The Geometry of Three-Dimensional River Dunes

Dunes are ubiquitous in river, marine, desert and Martian environments. The fluid flow over mobile beds results in the evolution of dunes of different sizes and shapes. The literature on dunes concentrates more on 2D dunes, whereas dunes in natural rivers tend to be more three-dimensional complex shapes. The shape of the dune has a vital role in sediment transport. Bed load transport is estimated by assuming the dune shape as a triangle, which is inconsistent with field data. The typical profile of a 2D dune consists of stoss height, stoss angle, lee height, lee angle, and brink point. In three-dimensional dunes, crest line curvature also increases the complexity along with previously mentioned parameters. In the present study, the Parana river bed survey dataset is collected online (BedformsATM download SourceForge.net).
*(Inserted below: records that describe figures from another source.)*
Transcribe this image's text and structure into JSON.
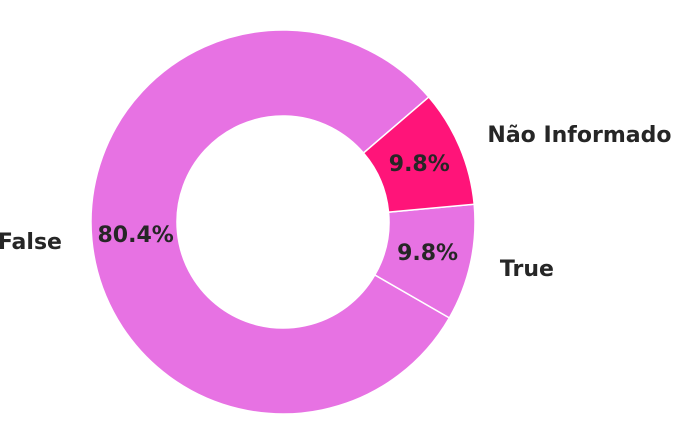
{
  "chart_data": {
    "type": "pie",
    "donut": true,
    "title": "",
    "categories": [
      "False",
      "True",
      "Não Informado"
    ],
    "values": [
      80.4,
      9.8,
      9.8
    ],
    "value_labels": [
      "80.4%",
      "9.8%",
      "9.8%"
    ],
    "colors": [
      "#e772e3",
      "#e772e3",
      "#ff1479"
    ],
    "legend": "none"
  }
}
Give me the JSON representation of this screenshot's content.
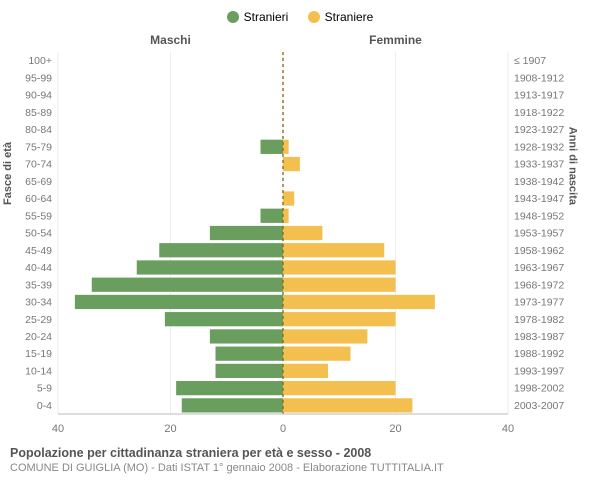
{
  "legend": {
    "male": {
      "label": "Stranieri",
      "color": "#6a9e5f"
    },
    "female": {
      "label": "Straniere",
      "color": "#f3bf4e"
    }
  },
  "headers": {
    "male": "Maschi",
    "female": "Femmine"
  },
  "axis_titles": {
    "left": "Fasce di età",
    "right": "Anni di nascita"
  },
  "x_axis": {
    "max": 40,
    "ticks": [
      40,
      20,
      0,
      20,
      40
    ]
  },
  "chart": {
    "type": "population-pyramid",
    "bar_color_male": "#6a9e5f",
    "bar_color_female": "#f3bf4e",
    "center_line_color": "#8c6d1f",
    "row_height": 16.5,
    "bar_gap": 3,
    "plot_bg": "#ffffff",
    "grid_color": "#eeeeee",
    "label_fontsize": 10.5,
    "age_groups": [
      "100+",
      "95-99",
      "90-94",
      "85-89",
      "80-84",
      "75-79",
      "70-74",
      "65-69",
      "60-64",
      "55-59",
      "50-54",
      "45-49",
      "40-44",
      "35-39",
      "30-34",
      "25-29",
      "20-24",
      "15-19",
      "10-14",
      "5-9",
      "0-4"
    ],
    "birth_years": [
      "≤ 1907",
      "1908-1912",
      "1913-1917",
      "1918-1922",
      "1923-1927",
      "1928-1932",
      "1933-1937",
      "1938-1942",
      "1943-1947",
      "1948-1952",
      "1953-1957",
      "1958-1962",
      "1963-1967",
      "1968-1972",
      "1973-1977",
      "1978-1982",
      "1983-1987",
      "1988-1992",
      "1993-1997",
      "1998-2002",
      "2003-2007"
    ],
    "male_values": [
      0,
      0,
      0,
      0,
      0,
      4,
      0,
      0,
      0,
      4,
      13,
      22,
      26,
      34,
      37,
      21,
      13,
      12,
      12,
      19,
      18
    ],
    "female_values": [
      0,
      0,
      0,
      0,
      0,
      1,
      3,
      0,
      2,
      1,
      7,
      18,
      20,
      20,
      27,
      20,
      15,
      12,
      8,
      20,
      23
    ]
  },
  "title": "Popolazione per cittadinanza straniera per età e sesso - 2008",
  "subtitle": "COMUNE DI GUIGLIA (MO) - Dati ISTAT 1° gennaio 2008 - Elaborazione TUTTITALIA.IT"
}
The dataset contains bed profiles of Parana river surveyed in an area of 370 m x 1028 m with a spatial resolution of 1 m in each direction. Then, the bed profiles are de-trended such that dune geometry parameters can be determined accurately. The obtained dune dimensions are compared with predicted dune dimensions from different models available in the literature. It is observed that most of the models underpredicted the dune dimensions as their equations have simple relations with flow depth. The bed elevation profiles are decomposed using Empirical Method Decomposition methods to delineate the hierarchies. Further, a single dune in the Parana river dataset is isolated, and the data is used to fit the equation for a 3D dune shape. The dune generated from the equation correlates well with the original river dune. This equation will help us analyse the influence of 3D dune geometry on the flow field. Thus, it can be concluded that there is an increased need to study the flow over 3D dunes and their implications on turbulence and sediment transport.   

Keywords: River dunes, 3D dunes, Dune Shape, EMD.